We have many students who have an interest in business or want to get their MBAs. There is no better teacher to learn from than the greatest investor and one of the richest in the history of finance than Warren Buffett. I would highly recommend you to read his annual letters found here at: http://www.berkshirehathaway.com/letters/
Today he released his 2018 annual letter and as usual he is full of wisdom and knowledge. Here are some highlights we put together for you:
He starts out by pointing out to a format change he has made: “Long-time readers of our annual reports will have spotted the different way in which I opened this letter,’ he said at the top. “For nearly three decades, the initial paragraph featured the percentage change in Berkshire’s per-share book value. It’s now time to abandon that practice.”
Buffett said that reporting that metric “has lost the relevance it once had.” He pointed to three reasons why: 1) “Berkshire has gradually morphed from a company whose assets are concentrated in marketable stocks into one whose major value resides in operating businesses”; 2) “while our equity holdings are valued at market prices, accounting rules require our collection of operating companies to be included in book value at an amount far below their current value, a mismark that has grown in recent years”; and 3) “it is likely that – over time – Berkshire will be a significant repurchaser of its shares, transactions that will take place at prices above book value but below our estimate of intrinsic value.”
As stock buybacks have become a controversial item of discussion, Buffett remarked: “The math of such purchases is simple: Each transaction makes per-share intrinsic value go up, while per-share book value goes down. That combination causes the book-value scorecard to become increasingly out of touch with economic reality.”
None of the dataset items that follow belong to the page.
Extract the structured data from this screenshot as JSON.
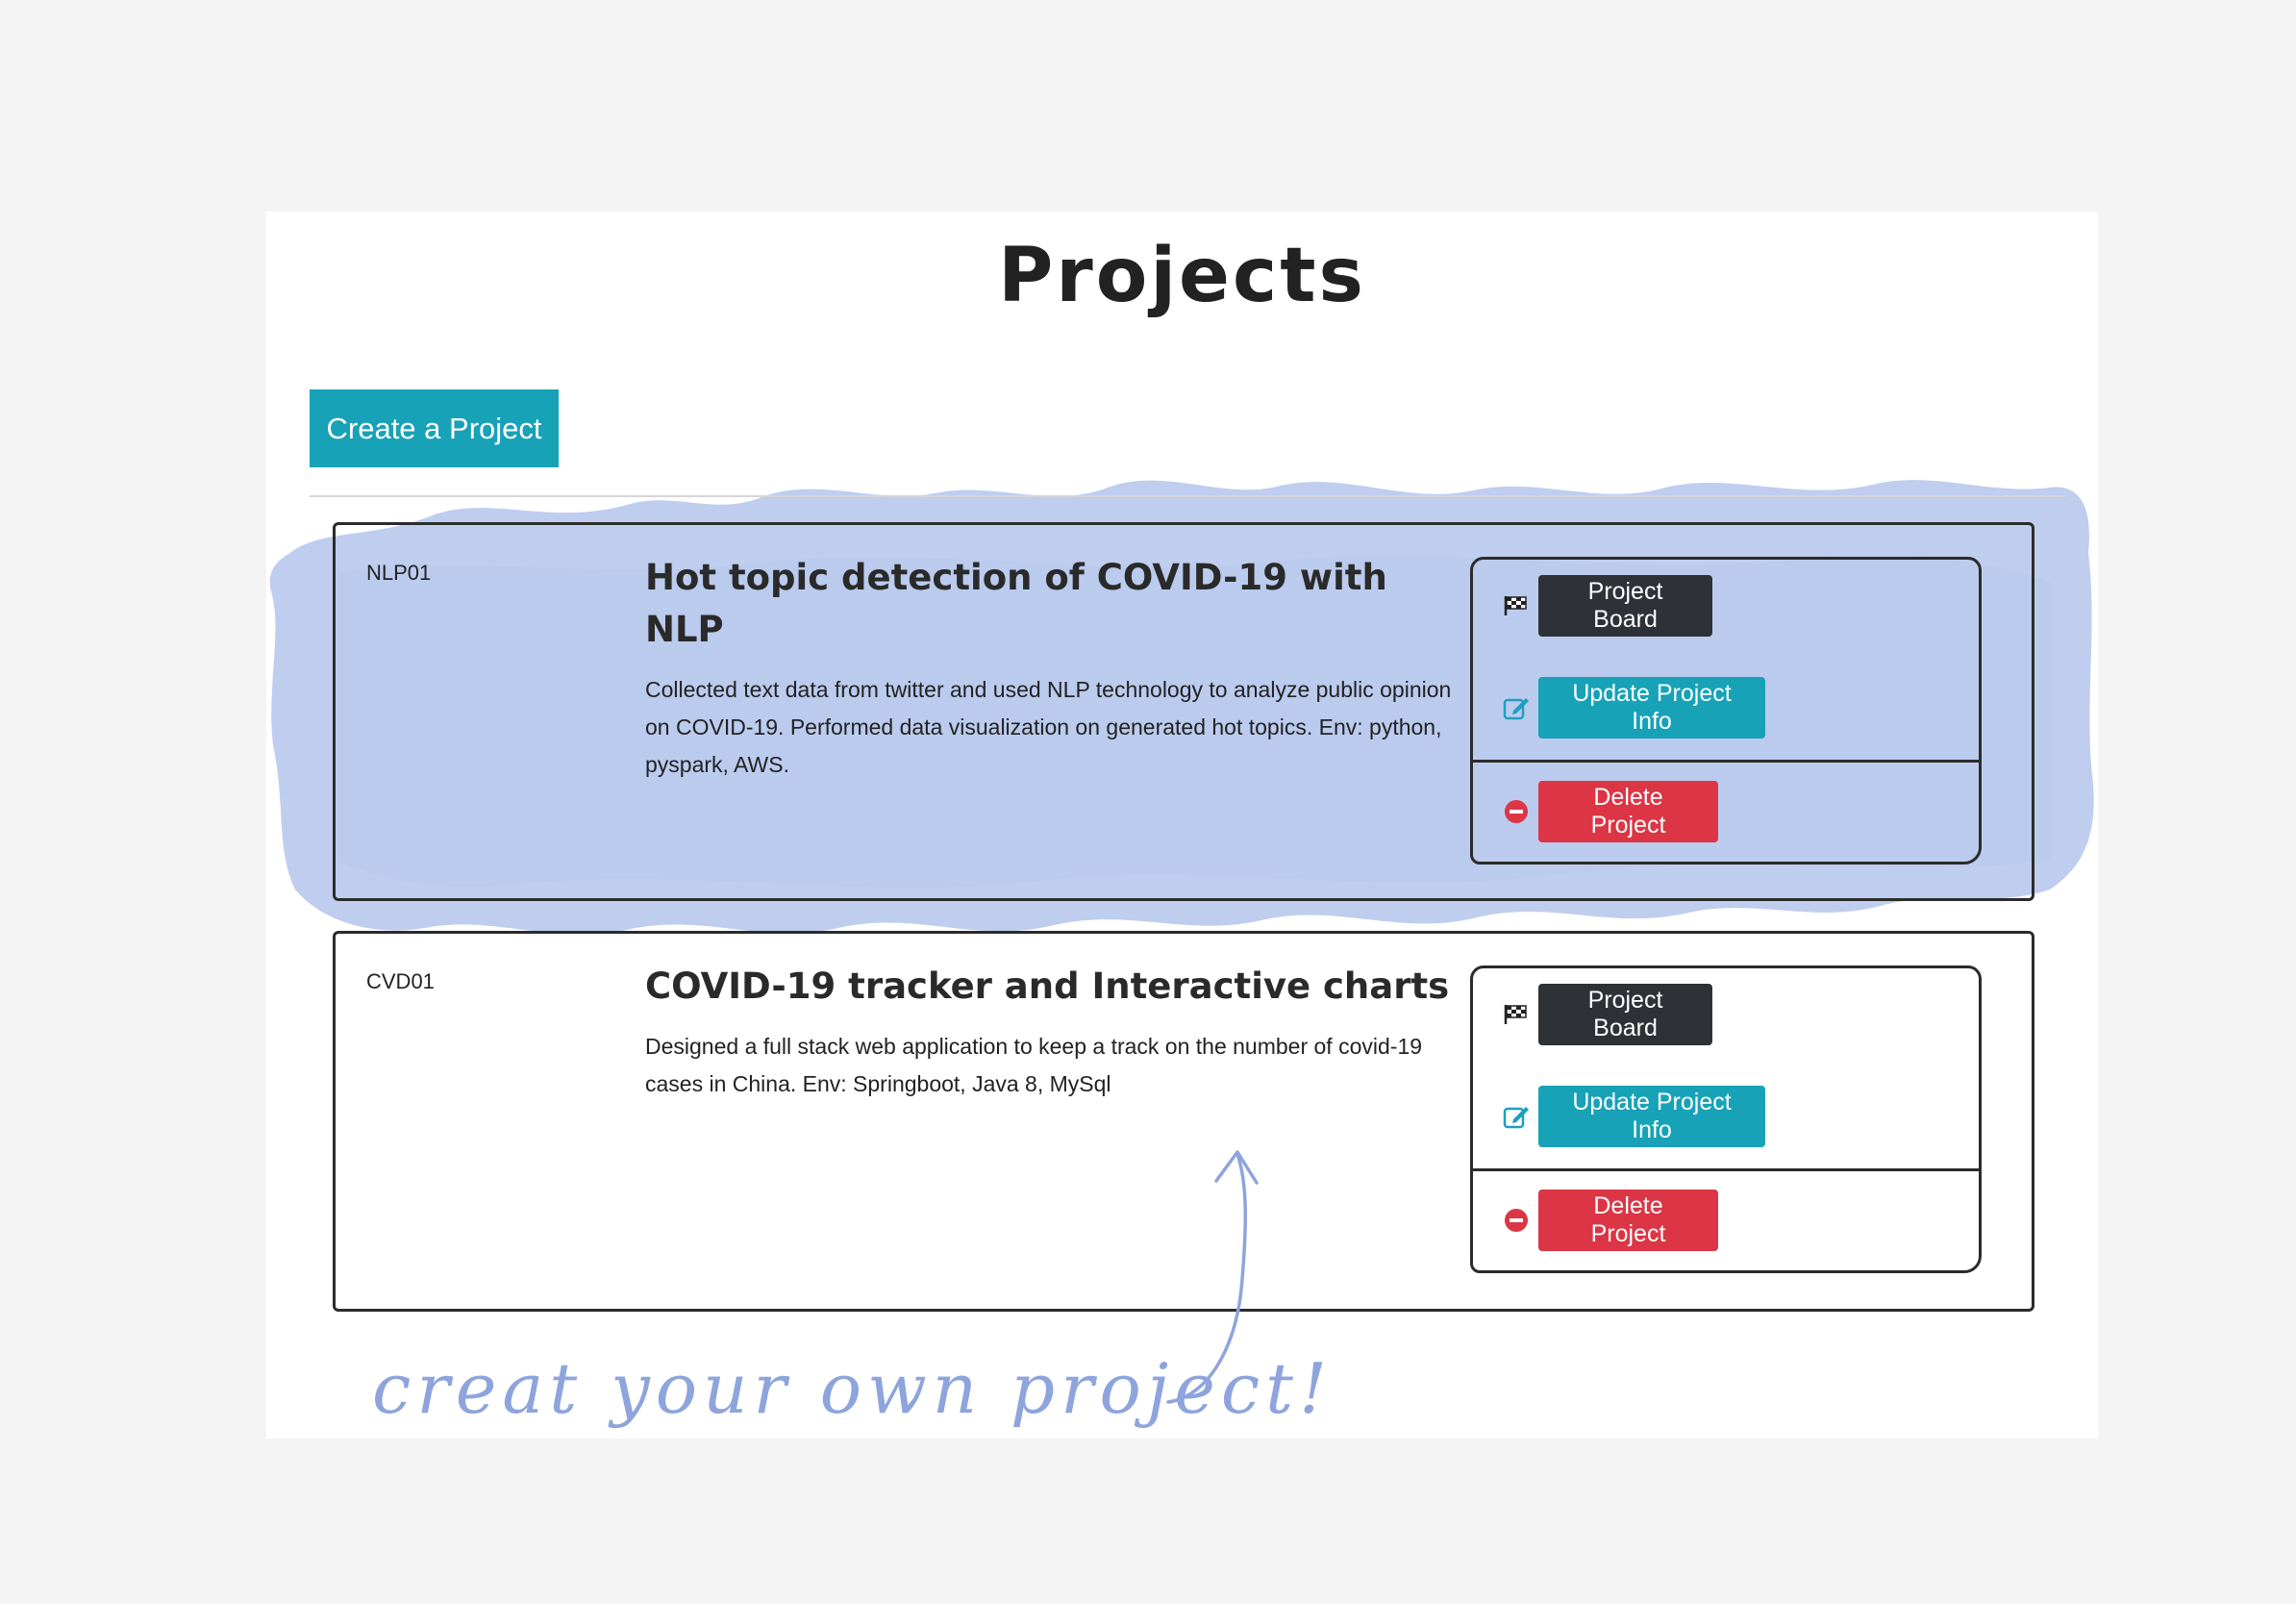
{
  "page": {
    "title": "Projects",
    "create_button_label": "Create a Project"
  },
  "projects": [
    {
      "id": "NLP01",
      "title": "Hot topic detection of COVID-19 with NLP",
      "description": "Collected text data from twitter and used NLP technology to analyze public opinion on COVID-19. Performed data visualization on generated hot topics. Env: python, pyspark, AWS.",
      "actions": {
        "board_label": "Project Board",
        "update_label": "Update Project Info",
        "delete_label": "Delete Project"
      }
    },
    {
      "id": "CVD01",
      "title": "COVID-19 tracker and Interactive charts",
      "description": "Designed a full stack web application to keep a track on the number of covid-19 cases in China. Env: Springboot, Java 8, MySql",
      "actions": {
        "board_label": "Project Board",
        "update_label": "Update Project Info",
        "delete_label": "Delete Project"
      }
    }
  ],
  "annotation": {
    "handwritten_note": "creat your own project!"
  },
  "icons": {
    "board": "checkered-flag-icon",
    "update": "edit-pencil-icon",
    "delete": "minus-circle-icon"
  },
  "colors": {
    "primary": "#17a2b8",
    "dark": "#2e3136",
    "danger": "#dc3545",
    "highlight_wash": "#a9bde8",
    "handwriting": "#8ea4dc"
  }
}
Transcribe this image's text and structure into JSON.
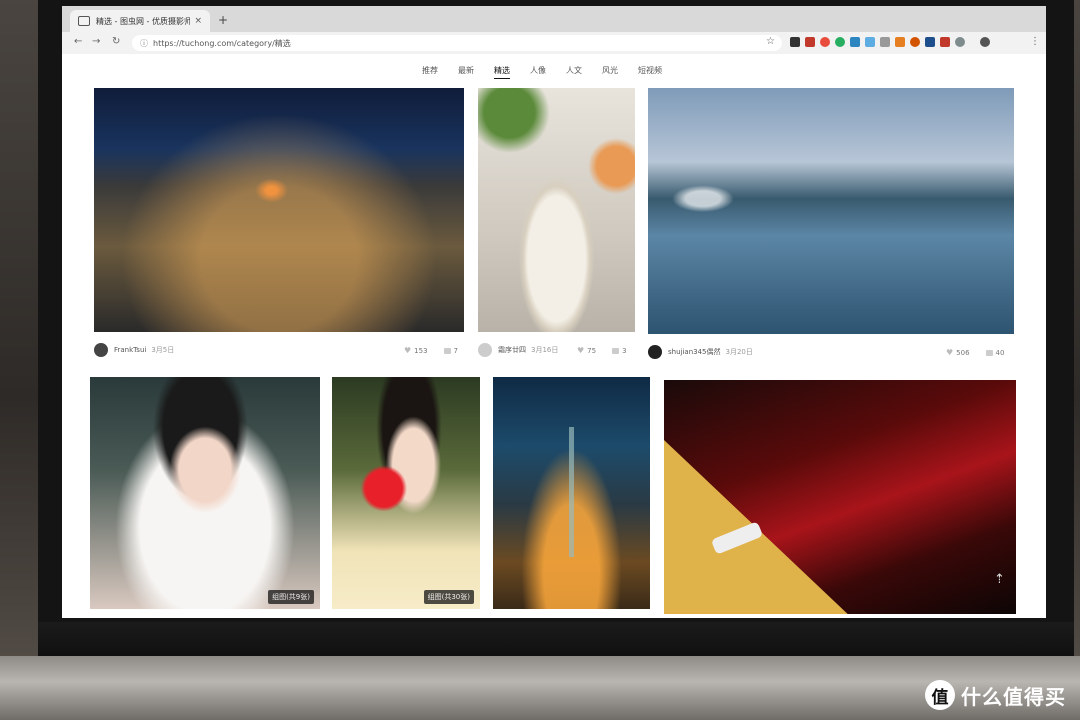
{
  "browser": {
    "tab_title": "精选 - 图虫网 - 优质摄影师交流",
    "tab_close": "×",
    "new_tab": "+",
    "back": "←",
    "forward": "→",
    "reload": "↻",
    "url": "https://tuchong.com/category/精选",
    "star": "☆",
    "menu": "⋮"
  },
  "categories": [
    {
      "label": "推荐"
    },
    {
      "label": "最新"
    },
    {
      "label": "精选",
      "active": true
    },
    {
      "label": "人像"
    },
    {
      "label": "人文"
    },
    {
      "label": "风光"
    },
    {
      "label": "短视频"
    }
  ],
  "posts_row1": [
    {
      "author": "FrankTsui",
      "date": "3月5日",
      "likes": "153",
      "comments": "7"
    },
    {
      "author": "霜序廿四",
      "date": "3月16日",
      "likes": "75",
      "comments": "3"
    },
    {
      "author": "shujian345偶然",
      "date": "3月20日",
      "likes": "506",
      "comments": "40"
    }
  ],
  "badges": {
    "girl_fur": "组图(共9张)",
    "girl_flower": "组图(共30张)"
  },
  "back_to_top": "⇡",
  "watermark": {
    "logo": "值",
    "text": "什么值得买"
  },
  "colors": {
    "accent": "#111111",
    "watermark": "#ffffff"
  }
}
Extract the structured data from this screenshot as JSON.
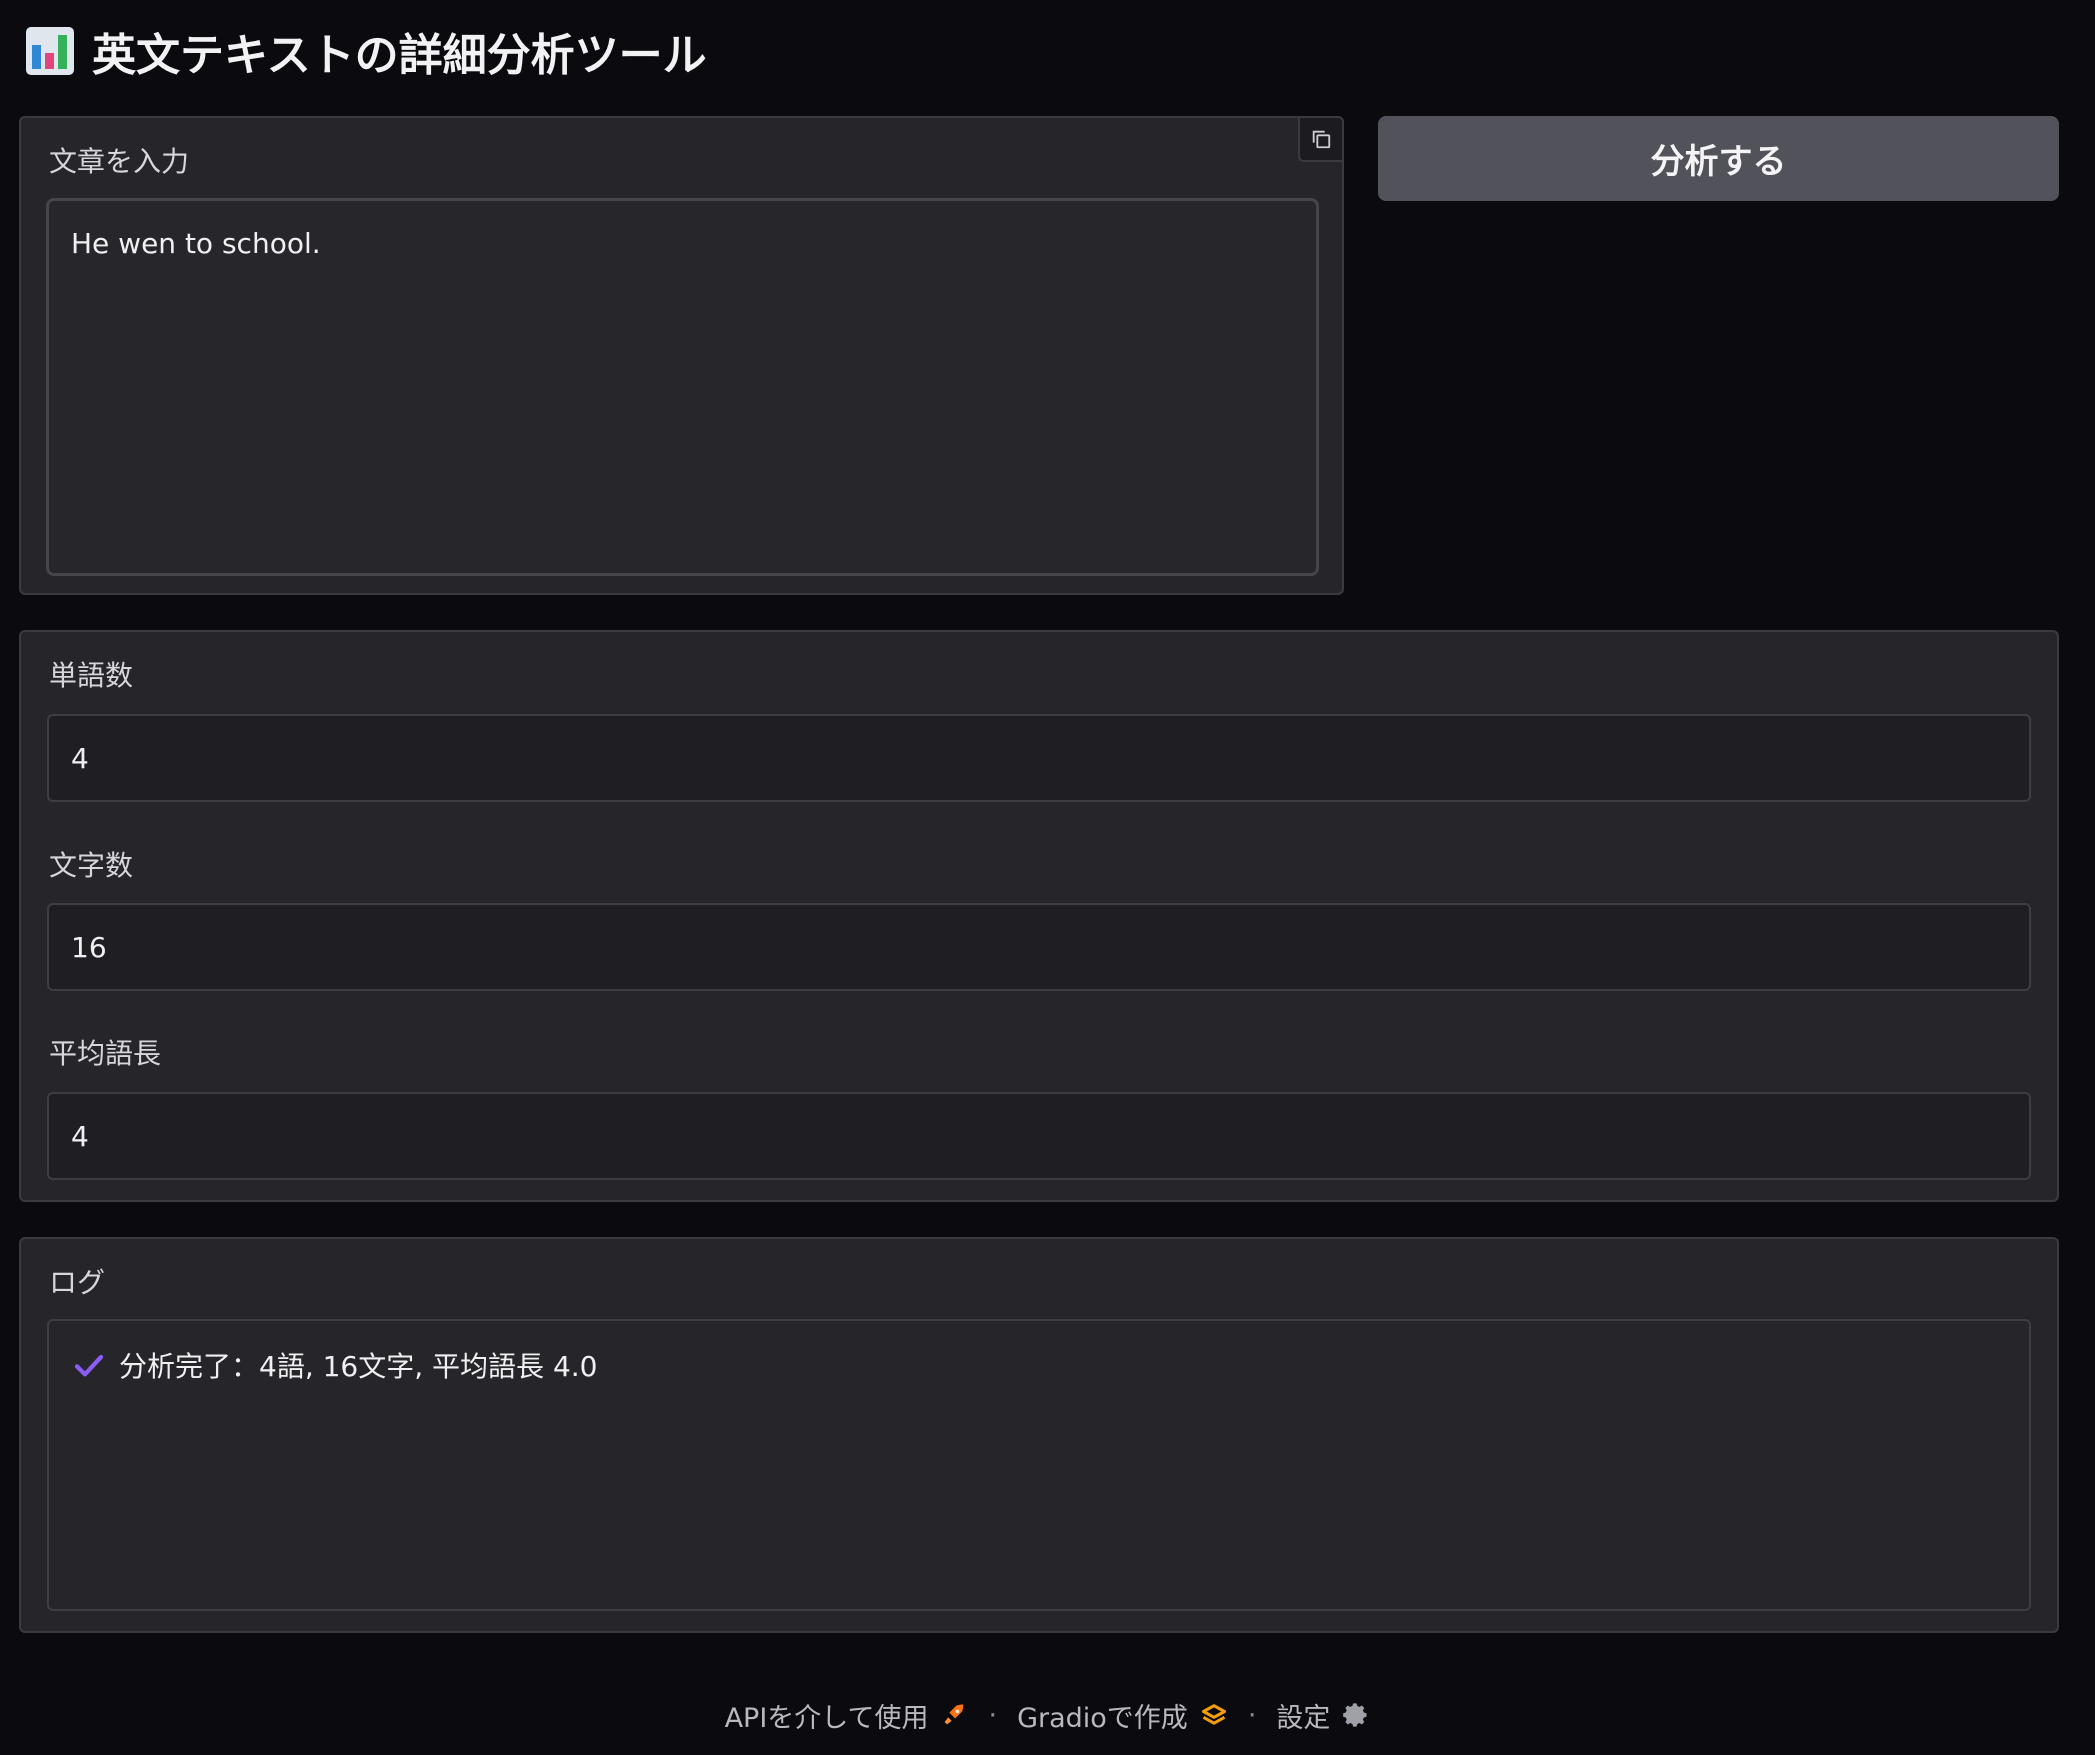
{
  "header": {
    "title": "英文テキストの詳細分析ツール",
    "icon": "bar-chart-icon"
  },
  "input": {
    "label": "文章を入力",
    "value": "He wen to school."
  },
  "actions": {
    "analyze_label": "分析する"
  },
  "stats": {
    "word_count_label": "単語数",
    "word_count_value": "4",
    "char_count_label": "文字数",
    "char_count_value": "16",
    "avg_len_label": "平均語長",
    "avg_len_value": "4"
  },
  "log": {
    "label": "ログ",
    "message": "分析完了：4語, 16文字, 平均語長 4.0"
  },
  "footer": {
    "api_label": "APIを介して使用",
    "gradio_label": "Gradioで作成",
    "settings_label": "設定",
    "separator": "·"
  },
  "colors": {
    "accent_check": "#8b5cf6",
    "api_icon": "#f97316",
    "gradio_icon": "#f59e0b"
  }
}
Incredibly, the company is now sitting on $112 billion in cash and continues to look for an “elephant size transaction.” Unfortunately “In the years ahead, we hope to move much of our excess liquidity into businesses that Berkshire will permanently own,” he said. “The immediate prospects for that, however, are not good: Prices are sky-high for businesses possessing decent long-term prospects.”
Even sitting on the cash remains unattractive:
“That disappointing reality means that 2019 will likely see us again expanding our holdings of marketable equities,” he said. In other words, they’re going to buy more stocks in the market. Yet investors should not take it as a market call. “My expectation of more stock purchases is not a market call,” he clarified. “Charlie and I have no idea as to how stocks will behave next week or next year. Predictions of that sort have never been a part of our activities. Our thinking, rather, is focused on calculating whether a portion of an attractive business is worth more than its market price.”
On the record amount of US debt, Buffett sought to quell fear and misinformation:
“Those who regularly preach doom because of government budget deficits (as I regularly did myself for many years) might note that our country’s national debt has increased roughly 400-fold during the last of my 77-year periods,” Buffett said.
“That’s 40,000%! Suppose you had foreseen this increase and panicked at the prospect of runaway deficits and a worthless currency. To ‘protect’ yourself, you might have eschewed stocks and opted instead to buy [3.25] ounces of gold with your $114.75.
“And what would that supposed protection have delivered? You would now have an asset worth about $4,200, less than 1% of what would have been realized from a simple unmanaged investment in American business. The magical metal was no match for the American mettle.”